What he loved most of all was to make people laugh and brighten their mood. He was an actor on and off stage. Wherever Yakovchenko went, there was a laughing crowd.

I remember his appearance on “From Saturday to Saturday” as Cossack Mamai, and his opening line: “My good ladies and gentlemen, I salute you!” The way he spoke made everyone smile.

At parties many actors sought to mimic Yakovchenko when they recounted their stories. Even such distant echoes in actors’ stories lifted listeners’ spirits. He turned practically everything he did, be it improvised scenes with Fanfan in front of children or asking for money to buy a hundred grams in a restaurant, into theater. And this theater was brilliant, interesting, and talented, just like him.

I was good friends with Volodymyr Bokhonko, Yakovchenko’s loving son-in-law most of our lives. After his death I often visited his parents. His father Borys remembered how he and Yakovchenko went to the Park of Glory. Yakovchenko was constantly greeted by passersby. A girl walked up to him and gave him a bouquet of flowers.

He was an actor even when he said what turned out to be his last words. When he was being prepped for surgery, he said, “The clown is off to the ring.”

When Bokhonko made the terrible decision to take his own life, he was looking at Yakovchenko’s portrait.
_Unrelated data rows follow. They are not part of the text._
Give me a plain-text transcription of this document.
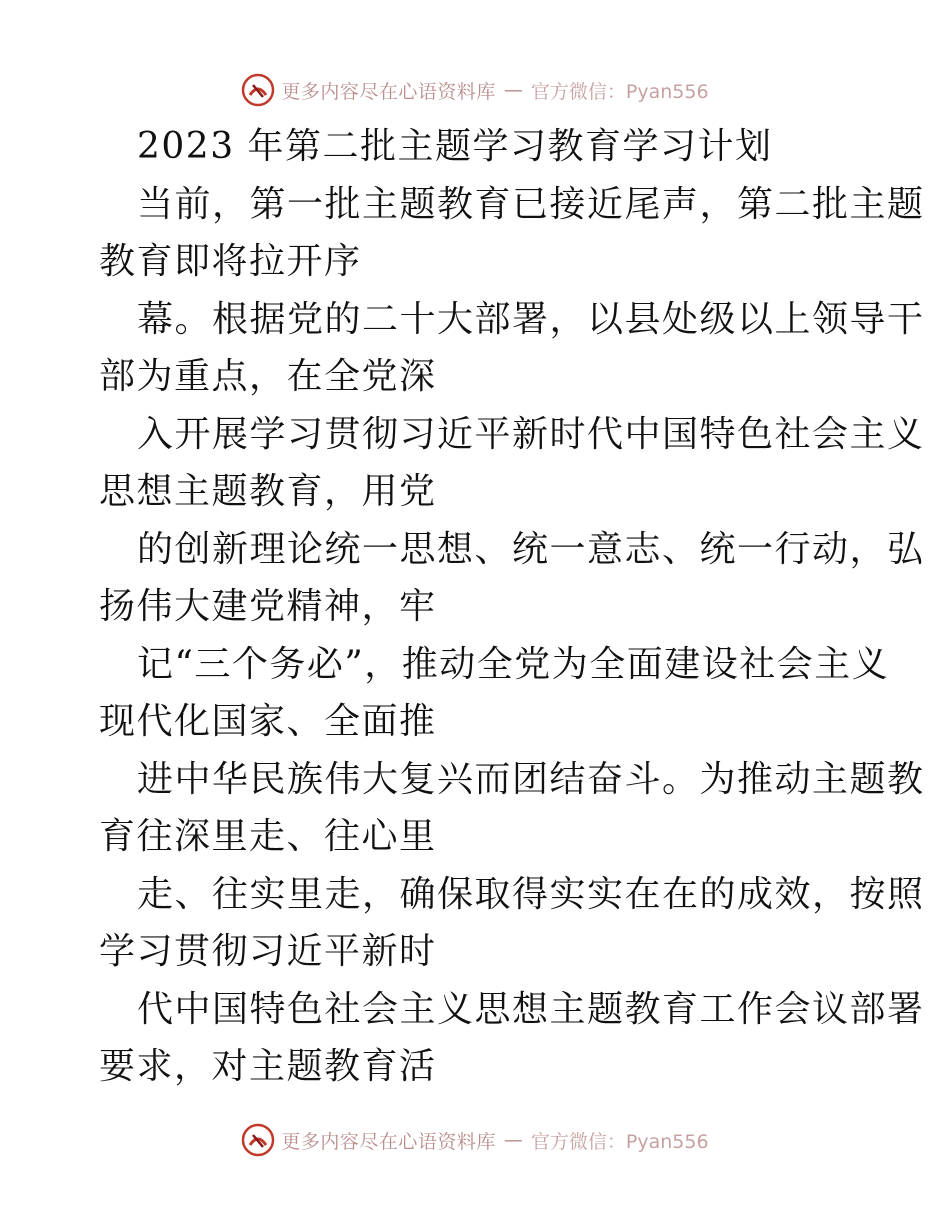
更多内容尽在心语资料库 — 官方微信：Pyan556
2023 年第二批主题学习教育学习计划
当前，第一批主题教育已接近尾声，第二批主题
教育即将拉开序
幕。根据党的二十大部署，以县处级以上领导干
部为重点，在全党深
入开展学习贯彻习近平新时代中国特色社会主义
思想主题教育，用党
的创新理论统一思想、统一意志、统一行动，弘
扬伟大建党精神，牢
记“三个务必”，推动全党为全面建设社会主义
现代化国家、全面推
进中华民族伟大复兴而团结奋斗。为推动主题教
育往深里走、往心里
走、往实里走，确保取得实实在在的成效，按照
学习贯彻习近平新时
代中国特色社会主义思想主题教育工作会议部署
要求，对主题教育活
更多内容尽在心语资料库 — 官方微信：Pyan556
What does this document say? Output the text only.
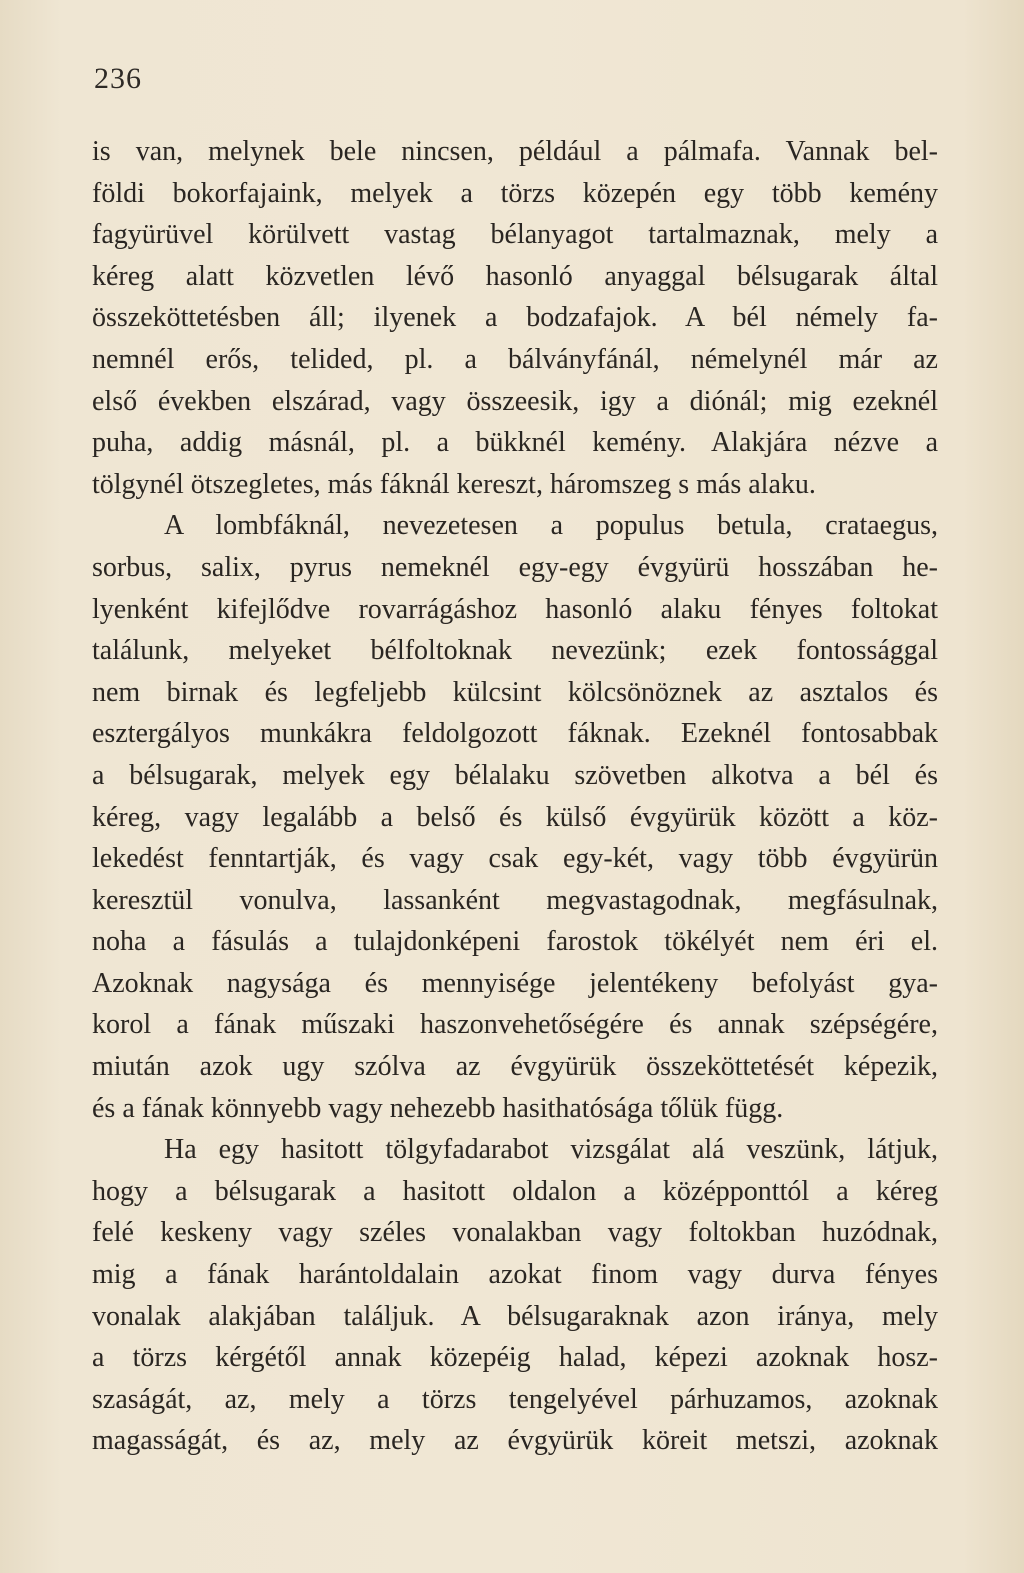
236
is van, melynek bele nincsen, például a pálmafa. Vannak bel-
földi bokorfajaink, melyek a törzs közepén egy több kemény
fagyürüvel körülvett vastag bélanyagot tartalmaznak, mely a
kéreg alatt közvetlen lévő hasonló anyaggal bélsugarak által
összeköttetésben áll; ilyenek a bodzafajok. A bél némely fa-
nemnél erős, telided, pl. a bálványfánál, némelynél már az
első években elszárad, vagy összeesik, igy a diónál; mig ezeknél
puha, addig másnál, pl. a bükknél kemény. Alakjára nézve a
tölgynél ötszegletes, más fáknál kereszt, háromszeg s más alaku.
A lombfáknál, nevezetesen a populus betula, crataegus,
sorbus, salix, pyrus nemeknél egy-egy évgyürü hosszában he-
lyenként kifejlődve rovarrágáshoz hasonló alaku fényes foltokat
találunk, melyeket bélfoltoknak nevezünk; ezek fontossággal
nem birnak és legfeljebb külcsint kölcsönöznek az asztalos és
esztergályos munkákra feldolgozott fáknak. Ezeknél fontosabbak
a bélsugarak, melyek egy bélalaku szövetben alkotva a bél és
kéreg, vagy legalább a belső és külső évgyürük között a köz-
lekedést fenntartják, és vagy csak egy-két, vagy több évgyürün
keresztül vonulva, lassanként megvastagodnak, megfásulnak,
noha a fásulás a tulajdonképeni farostok tökélyét nem éri el.
Azoknak nagysága és mennyisége jelentékeny befolyást gya-
korol a fának műszaki haszonvehetőségére és annak szépségére,
miután azok ugy szólva az évgyürük összeköttetését képezik,
és a fának könnyebb vagy nehezebb hasithatósága tőlük függ.
Ha egy hasitott tölgyfadarabot vizsgálat alá veszünk, látjuk,
hogy a bélsugarak a hasitott oldalon a középponttól a kéreg
felé keskeny vagy széles vonalakban vagy foltokban huzódnak,
mig a fának harántoldalain azokat finom vagy durva fényes
vonalak alakjában találjuk. A bélsugaraknak azon iránya, mely
a törzs kérgétől annak közepéig halad, képezi azoknak hosz-
szaságát, az, mely a törzs tengelyével párhuzamos, azoknak
magasságát, és az, mely az évgyürük köreit metszi, azoknak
In the presence of a female acquaintance he said: “See you soon, Mykola Fedorovych, see you soon, Yunochka!”

“What are you talking about? The operation went very well. The doctors say you will live,” a female acquaintance argued.

“OK, go to the kitchen. There is an interesting newspaper article on the table. Read it and I’ll get some fresh air on the balcony.”

She went to the kitchen. That was the last time he relaxed, on a ninth-floor balcony.

(This article was partially based on fragments from Oleh Komarov’s memoir Theatrical Reminiscences: Stories.)